What are the keys to this success rate? Here are just a few:
1) Understanding the reporter. Megan draws on her training at the Elkin Tribune, The Cary News, Greensboro's News & Record, and North American Congress on Latin America's Report on the Americas. She also has a B.A. in English, Writing & Editing from North Carolina State University, where she was the Arts & Entertainment Editor of the college newspaper. Megan knows what it's like to sift through a pile of press releases. To catch a reporter's attention, a release must stand out by identifying what's newsworthy about the business or organization, putting it in context with the headlines of the day and making it relevant to the readers. If that news is buried under a bunch of superlatives or grandiose quotes about the excellence of the organization, then the reporter will likely bypass the story. Megan also has a high standard for accuracy. While other public relations representatives stretch the truth, her clients' stories are compelling on their own—she just finds the right language to articulate their strengths authentically. Megan goes out of her way to make reporters' lives easy, delivering text written in proper AP style, which they often cut and paste into articles. They don't have to edit out a lot of verbose PR language. When media staff have the luxury of time to write original pieces, she works with them to create accurate articles from their own angle.
2) Understanding the reader. Readers are drawn to stories involving local points of interest, familiar faces and uplifting anecdotes. They want to see signs of encouraging change in their communities. This "good news" is a welcome break to the prevalent fear-inducing reports delivered mostly for shock value without accurately represent readers' everyday experiences. Megan is particularly familiar with the viewpoints, passions and concerns of those in the western North Carolina mountains, as her work has taken her to the nooks and crannies of the region since 2000.
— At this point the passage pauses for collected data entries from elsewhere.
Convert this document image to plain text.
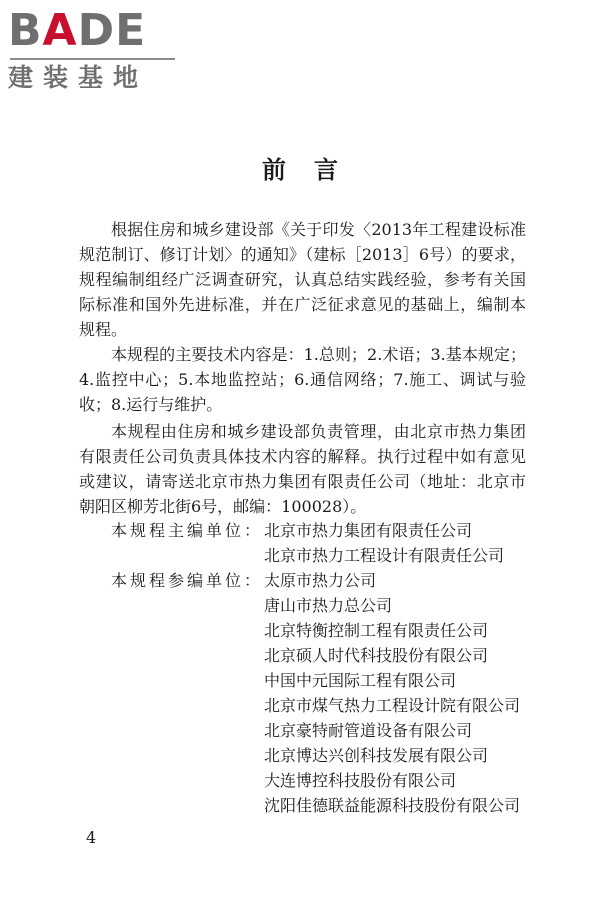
BADE
建装基地
前言

根据住房和城乡建设部《关于印发〈2013年工程建设标准规范制订、修订计划〉的通知》（建标［2013］6号）的要求，规程编制组经广泛调查研究，认真总结实践经验，参考有关国际标准和国外先进标准，并在广泛征求意见的基础上，编制本规程。

本规程的主要技术内容是：1.总则；2.术语；3.基本规定；4.监控中心；5.本地监控站；6.通信网络；7.施工、调试与验收；8.运行与维护。

本规程由住房和城乡建设部负责管理，由北京市热力集团有限责任公司负责具体技术内容的解释。执行过程中如有意见或建议，请寄送北京市热力集团有限责任公司（地址：北京市朝阳区柳芳北街6号，邮编：100028）。

本规程主编单位： 北京市热力集团有限责任公司
北京市热力工程设计有限责任公司
本规程参编单位： 太原市热力公司
唐山市热力总公司
北京特衡控制工程有限责任公司
北京硕人时代科技股份有限公司
中国中元国际工程有限公司
北京市煤气热力工程设计院有限公司
北京豪特耐管道设备有限公司
北京博达兴创科技发展有限公司
大连博控科技股份有限公司
沈阳佳德联益能源科技股份有限公司
4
3) Understanding the background of the client. Specializations such as sustainable agriculture and land conservation can be complicated, and jargon is prevalent. Megan's job is to pull out the critical pieces, translating the organizations' work so that the public not only digests it, but also digs it. She draws from her internal encyclopedia of sustainable agriculture, which she's been developing since entering the field in 2001. She also has interest and a lot of knowledge in holistic healthcare, alternative education and the arts, especially dance and other forms of movement.